意外な発見がありました。顧客に呼ばれて出向くと他社製品を引き合いに「鋼管内部の溶接部分が出っ張っていると壊れやすい。へこませてくれ」と言われました。「爪がひっかかる程度に盛り上がりを残した方が丈夫だ」という我々の常識とは真逆です。さっそく日本の製造部門に伝え、修正しました。

当時、原油市場が活況で油井管の販売もすぐに軌道に乗りました。受注に生産が追いつかないほどでした。顧客ごとに優先順位を付け、出荷調整をしたほどでした。

■原油価格の下落で鋼管市況が悪化した。

82年後半から雲行きが怪しくなります。原油価格が下がり、石油会社の設備投資が落ち込みました。契約取り消しや納期先延ばしといった要望も相次ぎます。建材向け販売にも力を入れましたが、油井管の販売減を補えません。

低迷する業績に部下の疲労感もたまるばかりです。食事や平日夜のテニスをともにし、チームの士気を保とうとしました。

さらに鋼管の品質を巡り、顧客から損害賠償を求める訴訟を起こされました。鋼管を引き取りたくないのが本音だったと思います。裁判で陪審員から「保険で賠償すればいい」と言われ、不本意ながら和解金を払いました。「山高ければ谷深し」。市況悪化が訴訟にまでつながるとは思いもしませんでした。

好況に乗って実力以上のことをすれば、後で痛い思いをする。

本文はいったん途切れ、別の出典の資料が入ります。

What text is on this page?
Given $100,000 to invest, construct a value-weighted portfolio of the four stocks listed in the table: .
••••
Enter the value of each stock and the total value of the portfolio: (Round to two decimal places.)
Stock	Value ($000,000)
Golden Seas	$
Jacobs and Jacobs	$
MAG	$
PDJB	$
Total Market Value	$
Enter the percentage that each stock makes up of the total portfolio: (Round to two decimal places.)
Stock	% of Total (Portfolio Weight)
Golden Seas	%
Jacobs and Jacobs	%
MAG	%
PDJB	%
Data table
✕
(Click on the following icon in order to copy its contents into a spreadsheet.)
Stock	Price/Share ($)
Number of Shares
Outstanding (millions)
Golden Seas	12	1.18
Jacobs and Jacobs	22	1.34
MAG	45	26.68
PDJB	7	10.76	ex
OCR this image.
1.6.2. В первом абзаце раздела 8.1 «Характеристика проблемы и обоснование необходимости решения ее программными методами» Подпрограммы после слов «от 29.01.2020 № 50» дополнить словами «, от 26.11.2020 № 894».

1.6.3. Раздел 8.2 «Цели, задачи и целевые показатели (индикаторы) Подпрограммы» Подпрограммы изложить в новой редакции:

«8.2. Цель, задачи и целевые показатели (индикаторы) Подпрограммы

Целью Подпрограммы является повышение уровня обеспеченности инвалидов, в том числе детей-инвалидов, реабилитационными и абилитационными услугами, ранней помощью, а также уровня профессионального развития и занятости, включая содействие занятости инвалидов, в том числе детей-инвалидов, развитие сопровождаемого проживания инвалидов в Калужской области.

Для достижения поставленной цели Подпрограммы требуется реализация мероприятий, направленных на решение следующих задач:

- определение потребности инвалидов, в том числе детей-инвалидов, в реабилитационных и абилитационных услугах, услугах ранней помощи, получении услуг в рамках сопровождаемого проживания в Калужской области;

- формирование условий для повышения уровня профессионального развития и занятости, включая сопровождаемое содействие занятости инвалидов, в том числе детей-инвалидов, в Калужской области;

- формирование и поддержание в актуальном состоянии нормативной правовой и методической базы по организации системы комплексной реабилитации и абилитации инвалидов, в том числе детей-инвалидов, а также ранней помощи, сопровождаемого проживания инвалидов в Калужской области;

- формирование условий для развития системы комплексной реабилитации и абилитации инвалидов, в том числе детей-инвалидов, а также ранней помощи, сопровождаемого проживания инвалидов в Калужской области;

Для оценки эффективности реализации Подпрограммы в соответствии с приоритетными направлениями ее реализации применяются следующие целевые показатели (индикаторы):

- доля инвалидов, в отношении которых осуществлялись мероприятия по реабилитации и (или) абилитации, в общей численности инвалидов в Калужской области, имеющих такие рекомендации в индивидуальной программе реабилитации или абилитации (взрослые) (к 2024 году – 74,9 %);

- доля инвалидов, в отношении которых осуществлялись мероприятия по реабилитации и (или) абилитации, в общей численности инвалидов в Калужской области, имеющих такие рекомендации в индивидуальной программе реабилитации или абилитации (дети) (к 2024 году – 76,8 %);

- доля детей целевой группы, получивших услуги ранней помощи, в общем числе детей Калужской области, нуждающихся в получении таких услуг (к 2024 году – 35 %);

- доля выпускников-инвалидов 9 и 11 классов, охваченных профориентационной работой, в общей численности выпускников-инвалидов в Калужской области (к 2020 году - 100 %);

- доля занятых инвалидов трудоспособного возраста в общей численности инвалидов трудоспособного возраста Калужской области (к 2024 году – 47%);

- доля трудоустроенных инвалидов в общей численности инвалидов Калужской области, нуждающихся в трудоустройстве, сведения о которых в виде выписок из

仕事がないからといって部下に暇つぶしのような業務をさせるわけにいきません。長期的視野で販売戦略を考えるべきだと学びました。

みんなが前のめりになっているときは立ち止まって考える。苦い教訓は今も大切にしています。

あのころ……

丸一鋼管は1970年代、需要地近くでの生産体制を整えるべく全国に工場を新設した。その結果、主力の堺工場(堺市)で余剰能力が発生。これを活用するために80年に米国での油井管事業に参入し、現地の石油開発ブームに乗って販売を伸ばした。